A preliminary MR scan was performed to ensure the lesion was identifiable. Vendor approved MR sequences (Table 1) were used to determine lesion conspicuity as, ultimately, only these sequences are sanctioned for clinical use on the Unity MRL. A further spectrally selective attenuated inversion recovery (SPAIR) sequence was performed to suppress fat signal and provide further confidence in disease visibility. The patient then underwent CT and MR planning scans (pCT and pMR respectively), positioned supine with arms on thorax and pelvis immobilised with knee and foot step. pCT was performed for the provision of electron density data to inform treatment planning.
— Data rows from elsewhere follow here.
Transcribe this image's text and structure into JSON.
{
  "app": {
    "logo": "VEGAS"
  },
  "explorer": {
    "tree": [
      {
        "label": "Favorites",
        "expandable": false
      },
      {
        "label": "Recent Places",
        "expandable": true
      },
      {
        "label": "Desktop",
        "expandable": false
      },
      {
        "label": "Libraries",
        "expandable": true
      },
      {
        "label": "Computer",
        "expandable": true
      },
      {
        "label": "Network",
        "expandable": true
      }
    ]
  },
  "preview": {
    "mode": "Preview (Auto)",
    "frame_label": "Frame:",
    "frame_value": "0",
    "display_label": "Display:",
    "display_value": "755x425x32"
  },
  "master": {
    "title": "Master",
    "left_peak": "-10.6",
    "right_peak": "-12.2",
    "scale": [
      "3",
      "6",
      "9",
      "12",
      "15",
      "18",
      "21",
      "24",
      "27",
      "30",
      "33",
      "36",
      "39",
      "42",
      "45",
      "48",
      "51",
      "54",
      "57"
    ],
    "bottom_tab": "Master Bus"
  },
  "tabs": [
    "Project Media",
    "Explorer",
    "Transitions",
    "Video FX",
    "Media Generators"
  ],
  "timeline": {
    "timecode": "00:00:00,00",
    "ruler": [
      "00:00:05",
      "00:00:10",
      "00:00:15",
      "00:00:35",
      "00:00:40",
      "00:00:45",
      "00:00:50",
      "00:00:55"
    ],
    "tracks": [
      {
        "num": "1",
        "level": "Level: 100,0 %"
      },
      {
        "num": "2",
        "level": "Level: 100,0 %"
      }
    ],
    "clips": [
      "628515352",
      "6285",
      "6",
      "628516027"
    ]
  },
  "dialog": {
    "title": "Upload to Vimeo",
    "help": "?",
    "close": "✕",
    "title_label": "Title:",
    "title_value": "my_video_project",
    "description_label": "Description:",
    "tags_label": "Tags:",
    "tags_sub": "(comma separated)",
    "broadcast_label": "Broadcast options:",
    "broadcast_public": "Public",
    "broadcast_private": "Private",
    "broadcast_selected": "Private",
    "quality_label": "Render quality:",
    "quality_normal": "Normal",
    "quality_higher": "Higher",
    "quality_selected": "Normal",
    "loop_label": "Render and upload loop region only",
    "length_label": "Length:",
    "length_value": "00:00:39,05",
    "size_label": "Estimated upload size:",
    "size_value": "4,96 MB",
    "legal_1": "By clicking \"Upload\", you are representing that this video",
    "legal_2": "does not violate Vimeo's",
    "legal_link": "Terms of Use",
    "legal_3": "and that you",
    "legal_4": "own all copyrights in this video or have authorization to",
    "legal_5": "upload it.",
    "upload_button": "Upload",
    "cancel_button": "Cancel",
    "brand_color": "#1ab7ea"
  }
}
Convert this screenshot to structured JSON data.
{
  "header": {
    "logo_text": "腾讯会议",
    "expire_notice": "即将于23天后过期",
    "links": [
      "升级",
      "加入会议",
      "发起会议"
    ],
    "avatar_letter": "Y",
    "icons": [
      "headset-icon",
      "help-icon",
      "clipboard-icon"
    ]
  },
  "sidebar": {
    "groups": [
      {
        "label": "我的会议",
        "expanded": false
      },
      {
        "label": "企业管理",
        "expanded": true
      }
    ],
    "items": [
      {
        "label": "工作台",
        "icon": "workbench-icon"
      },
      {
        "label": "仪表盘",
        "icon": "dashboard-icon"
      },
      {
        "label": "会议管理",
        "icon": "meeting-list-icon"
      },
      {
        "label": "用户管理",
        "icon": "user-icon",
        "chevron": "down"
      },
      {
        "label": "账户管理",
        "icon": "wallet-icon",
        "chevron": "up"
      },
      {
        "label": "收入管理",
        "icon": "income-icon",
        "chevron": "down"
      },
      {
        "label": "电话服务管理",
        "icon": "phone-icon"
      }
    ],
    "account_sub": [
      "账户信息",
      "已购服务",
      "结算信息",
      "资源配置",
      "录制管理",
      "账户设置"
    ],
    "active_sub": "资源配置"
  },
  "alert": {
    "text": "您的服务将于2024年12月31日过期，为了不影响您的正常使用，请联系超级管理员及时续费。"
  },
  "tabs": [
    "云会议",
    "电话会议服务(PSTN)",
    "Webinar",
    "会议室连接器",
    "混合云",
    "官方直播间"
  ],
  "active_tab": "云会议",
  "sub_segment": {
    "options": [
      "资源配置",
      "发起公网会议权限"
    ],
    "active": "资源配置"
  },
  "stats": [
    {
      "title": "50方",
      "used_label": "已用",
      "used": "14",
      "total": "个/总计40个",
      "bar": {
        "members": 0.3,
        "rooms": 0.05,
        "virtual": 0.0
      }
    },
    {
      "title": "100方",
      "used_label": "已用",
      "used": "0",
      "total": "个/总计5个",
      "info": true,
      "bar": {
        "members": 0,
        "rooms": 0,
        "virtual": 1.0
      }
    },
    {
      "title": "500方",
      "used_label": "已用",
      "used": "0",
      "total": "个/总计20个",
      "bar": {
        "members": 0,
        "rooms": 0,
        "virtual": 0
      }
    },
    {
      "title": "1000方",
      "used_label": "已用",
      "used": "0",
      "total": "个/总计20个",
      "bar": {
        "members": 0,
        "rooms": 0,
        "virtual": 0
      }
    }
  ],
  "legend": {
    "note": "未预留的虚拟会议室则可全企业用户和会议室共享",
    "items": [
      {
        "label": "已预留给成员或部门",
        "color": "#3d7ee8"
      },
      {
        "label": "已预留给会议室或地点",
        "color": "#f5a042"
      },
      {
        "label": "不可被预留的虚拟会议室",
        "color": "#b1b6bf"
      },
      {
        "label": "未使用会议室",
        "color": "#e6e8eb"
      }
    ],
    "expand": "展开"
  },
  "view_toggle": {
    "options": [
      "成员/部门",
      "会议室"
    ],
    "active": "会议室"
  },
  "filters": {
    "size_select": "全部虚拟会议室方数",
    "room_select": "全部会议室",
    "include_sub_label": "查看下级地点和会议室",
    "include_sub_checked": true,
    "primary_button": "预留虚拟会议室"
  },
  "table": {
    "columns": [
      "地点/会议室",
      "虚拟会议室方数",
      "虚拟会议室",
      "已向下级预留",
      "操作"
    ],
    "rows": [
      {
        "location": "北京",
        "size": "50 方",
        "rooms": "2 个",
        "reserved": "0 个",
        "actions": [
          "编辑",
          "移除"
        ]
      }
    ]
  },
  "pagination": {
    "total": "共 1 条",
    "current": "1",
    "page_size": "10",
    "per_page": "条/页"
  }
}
pCT and pMR image sets were imported into the Monaco treatment planning system (v 5.40.01, Elekta AB. Stockholm, Sweden) for target volume and organ at risk (OAR) delineation and a prescription of 30Gy in 3 fractions was planned. The T2 SPAIR sequence was co-registered with the 6 minute T2 3D Tra sequence to further aid target delineation.

Results

Delivery of SABR (30Gy in 3 fractions over 6 days) to a gluteal oligometastasis was successfully completed on the Unity MRL following the Adapt to Position (ATP) workflow. Target visualisation on pMR was superior to pCT, in which the 8mm lesion was barely visible (Figure 1). Consensus review showed that the 6 minute T2 3D Tra sequence provided superior confidence in target visibility and was therefore used for planning and daily plan adaptation/verification. Median treatment time was 52:08 (range 49:19 - 57:16). The patient did not report any adverse effects.  



Conclusion

We have successfully completed SABR delivery to a sub-centimetre oligometastasis within the right gluteus medius muscle on the Elekta Unity MRL following the ATP workflow, a first at our institution. This would not have been possible on a conventional linac due to the poor soft-tissue contrast associated with CT and CBCT imaging. Workflows have been established that will facilitate a future MR guided, soft tissue tumour service.